UE depende dos Estados-membros para dar um passo de gigante contra a desflorestação
Há cerca de um ano, a Comissão Europeia (CE) apresentou uma proposta de regulamento para produtos livres de desflorestação, procurando minimizar o contributo da União Europeia (UE) para a desflorestação e degradação florestal mundiais, reduzir as emissões de gases com efeitos de estufa associadas à UE, assim como travar a perda de biodiversidade e acabar com as violações aos direitos humanos.
De certa forma, pretende-se finalmente responsabilizar as empresas e o setor financeiro para que os produtos que diariamente encontramos nas prateleiras dos supermercados não contribuam para processos de desflorestação.
Neste âmbito, a agricultura voltada para a exportação é, sem dúvida, o principal motivo de desflorestação no mundo, com estimativas variáveis que podem chegar aos 90%. Entre as mercadorias de maior risco, contam-se a carne de bovino e derivados da produção de gado, o óleo de palma, a soja e o cacau (dados da Organização para a Alimentação e Agricultura, FAO – desflorestação entre 2001 e 2015).
É aqui que a UE terá de ser chamada à sua responsabilidade. A UE é o principal exportador e o terceiro maior importador de alimentos em termos de valor, o que claramente nos responsabiliza face às consequências da produção doméstica e daquela desenvolvida nos países de origem. Só o consumo da UE é responsável por até 16% da desflorestação tropical.

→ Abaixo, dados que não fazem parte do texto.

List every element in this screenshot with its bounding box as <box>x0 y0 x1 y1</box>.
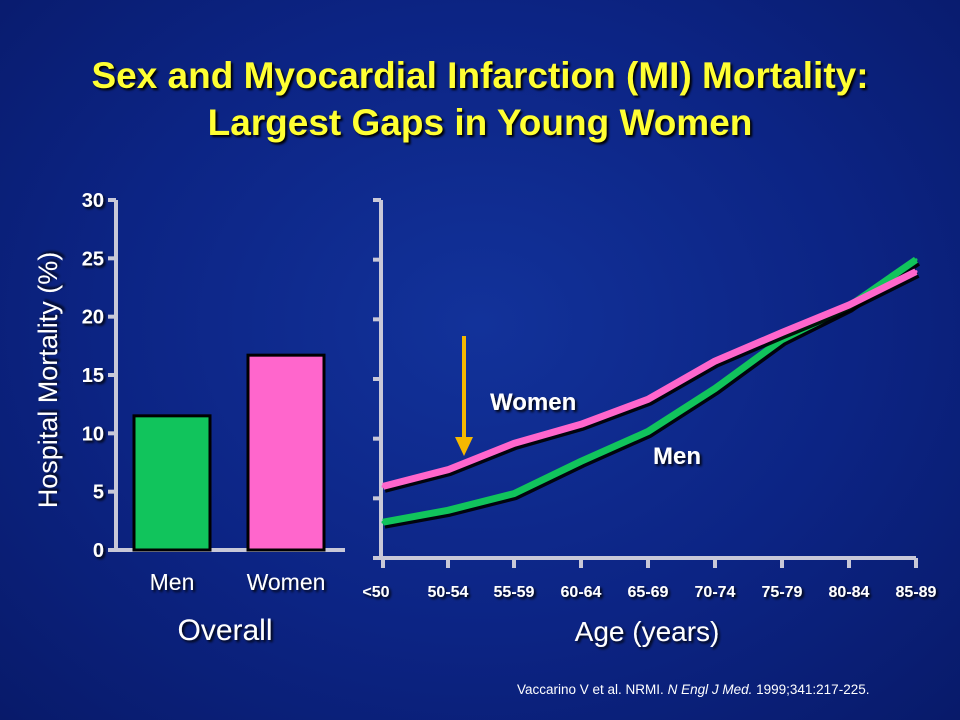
data-point-men <box>713 387 717 390</box>
line-x-axis-title: Age (years) <box>575 616 720 647</box>
bar-y-tick-label: 25 <box>82 248 104 270</box>
bar-category-label: Men <box>150 569 195 595</box>
data-point-women <box>914 270 918 274</box>
data-point-men <box>446 508 450 512</box>
line-x-tick-label: 60-64 <box>561 584 602 601</box>
data-point-women <box>780 331 784 334</box>
line-x-tick-label: 55-59 <box>494 584 535 601</box>
data-point-women <box>381 484 385 488</box>
data-point-men <box>579 459 583 463</box>
data-point-women <box>847 303 851 307</box>
title-line-1: Sex and Myocardial Infarction (MI) Morta… <box>91 55 869 96</box>
line-x-tick-label: 50-54 <box>428 584 469 601</box>
line-x-tick-label: 75-79 <box>762 584 803 601</box>
data-point-women <box>646 397 650 401</box>
line-chart: <50 50-54 55-59 60-64 65-69 70-74 75-79 80-84 85… <box>362 198 937 647</box>
citation-journal: N Engl J Med. <box>667 682 753 697</box>
title-line-2: Largest Gaps in Young Women <box>207 102 753 143</box>
data-point-women <box>446 468 450 472</box>
bar-men <box>132 414 212 552</box>
data-point-women <box>579 422 583 426</box>
line-x-tick-label: 65-69 <box>628 584 669 601</box>
data-point-men <box>914 258 918 262</box>
data-point-men <box>646 430 650 433</box>
citation: Vaccarino V et al. NRMI. N Engl J Med. 1… <box>517 682 869 697</box>
bar-chart: 0 5 10 15 20 25 30 Men Women Overall Hospital Mort… <box>33 190 345 647</box>
arrow-head <box>455 437 473 456</box>
y-axis-title: Hospital Mortality (%) <box>33 252 63 509</box>
series-label-men: Men <box>653 443 701 470</box>
line-x-tick-label: <50 <box>362 584 389 601</box>
series-label-women: Women <box>490 389 576 416</box>
data-point-men <box>512 492 516 496</box>
bar-category-label: Women <box>247 569 326 595</box>
line-x-tick-label: 80-84 <box>829 584 870 601</box>
bar-y-tick-label: 20 <box>82 307 104 329</box>
bar-y-tick-label: 10 <box>82 423 104 445</box>
bar-y-tick-label: 15 <box>82 365 104 387</box>
bar-x-axis-title: Overall <box>177 614 272 647</box>
citation-authors: Vaccarino V et al. NRMI. <box>517 682 668 697</box>
bar-y-tick-label: 30 <box>82 190 104 212</box>
data-point-women <box>512 441 516 445</box>
line-x-tick-label: 70-74 <box>695 584 736 601</box>
bar-women <box>246 353 326 552</box>
bar-y-tick-label: 0 <box>93 540 104 562</box>
slide-title: Sex and Myocardial Infarction (MI) Morta… <box>0 52 960 146</box>
citation-details: 1999;341:217-225. <box>752 682 870 697</box>
bar-y-tick-label: 5 <box>93 482 104 504</box>
data-point-men <box>381 520 385 524</box>
line-x-tick-label: 85-89 <box>896 584 937 601</box>
data-point-women <box>713 359 717 363</box>
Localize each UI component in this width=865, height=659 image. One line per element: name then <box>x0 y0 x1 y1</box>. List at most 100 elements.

E será que os portugueses se preocupam com a origem dos produtos que chegam diariamente ao seu prato? O reconhecimento do problema da desflorestação é grande. Os cidadãos portugueses, numa sondagem realizada recentemente, mostraram um apoio bastante alto (mais de 80% dos inquiridos) a uma regulamentação que garanta que produtos que causam desflorestação não chegam à sua mesa, identificando os grandes agentes económicos como os maiores responsáveis pelos impactes nas florestas. Perante a ineficácia de medidas de auto autorregulação , é necessária regulamentação.
Para a Zero e a Deco, a participação muito positiva dos deputados portugueses no Parlamento Europeu (PE), que, numa votação favorável em plenário, contribuíram de forma inequívoca para as alterações aprovadas, são um sinal de esperança no sentido de maior ambição do regulamento para efetivamente contribuir para a redução da desflorestação e degradação florestal global sem esquecer a componente de direitos humanos.
As alterações apresentadas no PE foram mais além do que foi apresentado na proposta da Comissão Europeia ao permitirem fortalecer a proteção aos direitos humanos, aludindo ao direito internacional e particularmente aos direitos consuetudinário e de consulta e consentimento prévio, livre e informado.
Para além disso, a inclusão de outras mercadorias, como o milho, a borracha, aves de capoeira, carne de porco e de cabra e carvão (acrescem ao óleo de palma, à soja, à madeira e à carne de bovino, e alguns produtos derivados), permitem aumentar o leque de mercadorias de elevado risco para a desflorestação efetivamente abrangidas por este regulamento. A inclusão do setor financeiro foi crucial de modo a que instituições bancárias não financiem investimentos e operações que resultam na desflorestação e degradação das florestas.
Reforçaram-se, ainda, as definições de “desflorestação” e “degradação florestal”, a rastreabilidade, a frequência de ações de fiscalização e as penalizações em caso de incumprimento, assim como a consideração de uma data de referência (quanto à deflorestação e degradação florestal) antecipando por um ano a proposta da CE (dezembro de 2019).
Na etapa final de negociação dos trílogos, já sob a presidência da República Checa, em que será definido o teor final do diploma, os Estados-membros desempenharão um papel central nas negociações. Nesta fase, esperamos que o Governo português tenha um papel ativo e represente os seus cidadãos na defesa de uma legislação forte e eficaz na proteção das florestas, dos direitos humanos e dos interesses dos consumidores.